The morning after, Nada walks the same overpass as he did in the rainy, main-title sequence, albeit now he’s limping. Together with a return to the construction site, this cues the notion of a “reset” for the film, and for our anonymous man-of-the-streets. But Nada can’t really get back there, a fact made clear in Frank’s panicked reactions to the newly minted cop-killer, like the sighting of an apparition in daylight. Refused, Nada reenters downtown (there’s the Los Angeles Athletic Club again), and then his alley, where he’s stashed the carton of Hoffman lenses in a trashcan. The low-budget recycling of the same few backdrops—overpass, construction site, Athletic Club sidewalk, alley—lends the film a theatrical-allegorical quality, like a Beckett play, or a Budd Boetticher Western where the cowboys keep riding past the same few scenic geological outcroppings.

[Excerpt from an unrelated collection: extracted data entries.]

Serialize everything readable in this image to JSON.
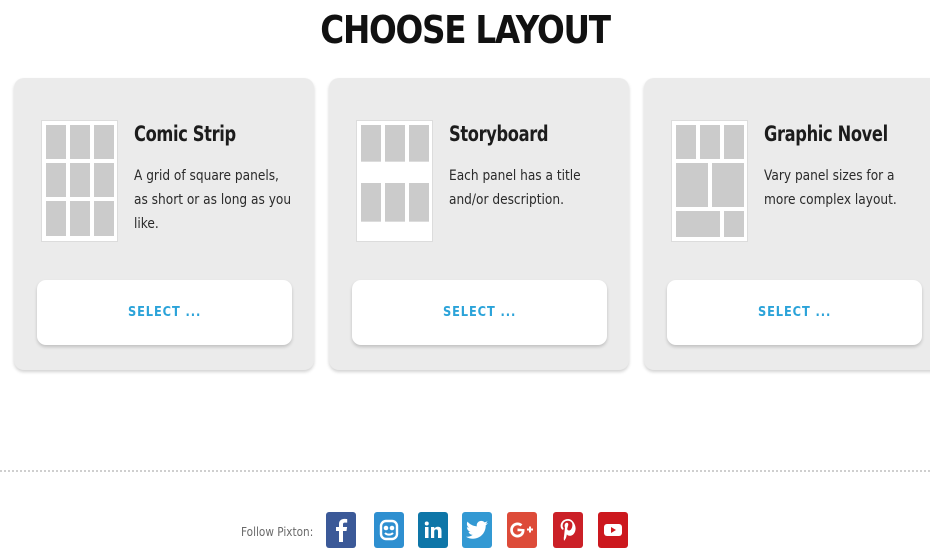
{
  "page": {
    "title": "CHOOSE LAYOUT"
  },
  "layouts": [
    {
      "title": "Comic Strip",
      "description": "A grid of square panels, as short or as long as you like.",
      "button_label": "SELECT ...",
      "thumbnail_icon": "comic-strip-grid-icon"
    },
    {
      "title": "Storyboard",
      "description": "Each panel has a title and/or description.",
      "button_label": "SELECT ...",
      "thumbnail_icon": "storyboard-icon"
    },
    {
      "title": "Graphic Novel",
      "description": "Vary panel sizes for a more complex layout.",
      "button_label": "SELECT ...",
      "thumbnail_icon": "graphic-novel-icon"
    }
  ],
  "footer": {
    "follow_label": "Follow Pixton:",
    "social": [
      {
        "name": "facebook",
        "glyph": "f",
        "color": "#3b5998"
      },
      {
        "name": "edmodo",
        "glyph": "edmodo",
        "color": "#2e8fd0"
      },
      {
        "name": "linkedin",
        "glyph": "in",
        "color": "#0e76a8"
      },
      {
        "name": "twitter",
        "glyph": "twitter",
        "color": "#3399d3"
      },
      {
        "name": "google-plus",
        "glyph": "8+",
        "color": "#dd4b39"
      },
      {
        "name": "pinterest",
        "glyph": "p",
        "color": "#cb2027"
      },
      {
        "name": "youtube",
        "glyph": "play",
        "color": "#cc181e"
      }
    ]
  },
  "colors": {
    "accent": "#2ba3d9",
    "card_bg": "#ebebeb"
  }
}
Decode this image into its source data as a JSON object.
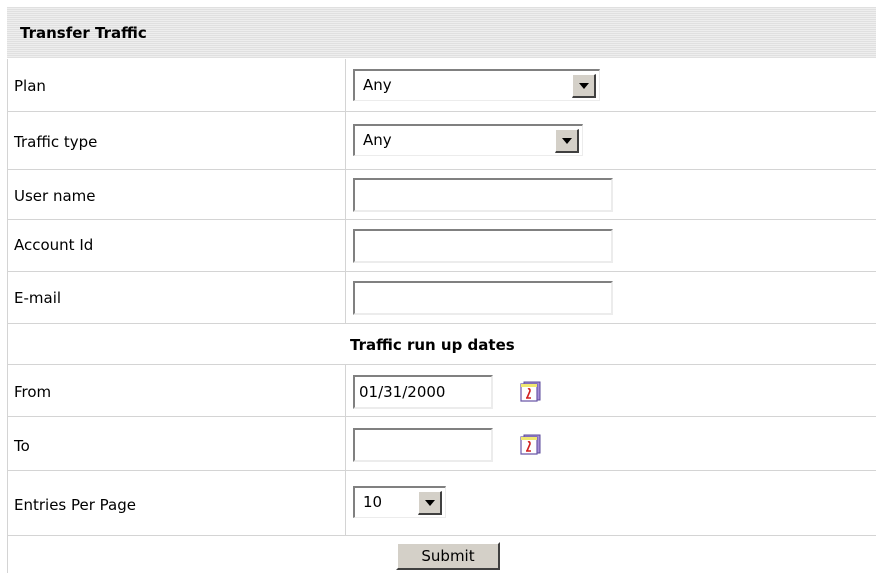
{
  "header": {
    "title": "Transfer Traffic"
  },
  "fields": {
    "plan": {
      "label": "Plan",
      "value": "Any"
    },
    "traffic_type": {
      "label": "Traffic type",
      "value": "Any"
    },
    "user_name": {
      "label": "User name",
      "value": "",
      "placeholder": ""
    },
    "account_id": {
      "label": "Account Id",
      "value": "",
      "placeholder": ""
    },
    "email": {
      "label": "E-mail",
      "value": "",
      "placeholder": ""
    }
  },
  "section": {
    "title": "Traffic run up dates"
  },
  "dates": {
    "from": {
      "label": "From",
      "value": "01/31/2000"
    },
    "to": {
      "label": "To",
      "value": ""
    }
  },
  "entries_per_page": {
    "label": "Entries Per Page",
    "value": "10"
  },
  "submit_label": "Submit",
  "icons": {
    "calendar": "calendar-icon",
    "dropdown": "chevron-down-icon"
  },
  "colors": {
    "header_bg": "#e6e6e6",
    "border": "#d4d4d4",
    "button_face": "#d4d0c8"
  }
}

On the street before he reaches the alley, Nada hustles nervously past the shop window featuring the rows of televisions, now displaying a news bulletin featuring a (black-and-white!) photograph of Nada himself, a piece of superefficient shorthand for the common film noir motif of the city-wide, ll-points-bulletin manhunt. The photo on the screen, rather than being, say, a blown-up still from the bank’s surveillance cameras, depicts Nada with a shorter haircut and a distinctly relaxed, unhaunted expression. This is a glimpse of happier days (in Denver?), a throb of implied backstory for this itinerant Nothingman.